7. determine all the points on the graph of y = x^3 + x^2 - x + 1 where the tangent is horizontal.

7. determine all the points on the graph of y = x^3 + x^2 - x + 1 where the tangent is horizontal.
Answer
Explanation:
Step1: Find the derivative
The derivative of $y = x^{3}+x^{2}-x + 1$ using the power - rule $(x^n)'=nx^{n - 1}$ is $y'=3x^{2}+2x - 1$.
Step2: Set the derivative equal to 0
Since the slope of a horizontal tangent is 0, we set $y' = 0$. So, $3x^{2}+2x - 1=0$.
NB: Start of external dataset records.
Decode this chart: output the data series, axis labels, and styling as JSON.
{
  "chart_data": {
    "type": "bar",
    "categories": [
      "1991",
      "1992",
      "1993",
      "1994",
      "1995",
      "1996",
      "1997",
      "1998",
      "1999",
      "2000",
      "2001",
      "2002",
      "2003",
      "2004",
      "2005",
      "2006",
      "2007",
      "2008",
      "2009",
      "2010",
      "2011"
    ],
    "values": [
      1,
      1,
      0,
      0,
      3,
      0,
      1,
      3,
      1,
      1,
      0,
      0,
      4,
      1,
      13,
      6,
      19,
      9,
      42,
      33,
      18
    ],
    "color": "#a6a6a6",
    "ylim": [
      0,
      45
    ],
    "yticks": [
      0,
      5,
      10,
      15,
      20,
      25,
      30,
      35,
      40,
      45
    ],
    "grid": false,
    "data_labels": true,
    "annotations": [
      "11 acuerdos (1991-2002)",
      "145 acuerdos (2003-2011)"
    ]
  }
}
Step3: Solve the quadratic equation
Factor the quadratic equation: $3x^{2}+2x - 1=(3x - 1)(x + 1)=0$. Then, $3x-1 = 0$ gives $x=\frac{1}{3}$, and $x + 1=0$ gives $x=-1$.
Step4: Find the corresponding y - values
When $x=\frac{1}{3}$, $y=(\frac{1}{3})^{3}+(\frac{1}{3})^{2}-\frac{1}{3}+1=\frac{1}{27}+\frac{1}{9}-\frac{1}{3}+1=\frac{1 + 3-9 + 27}{27}=\frac{22}{27}$. When $x=-1$, $y=(-1)^{3}+(-1)^{2}-(-1)+1=-1 + 1+1 + 1=2$.
Answer:
The points are $(\frac{1}{3},\frac{22}{27})$ and $(-1,2)$.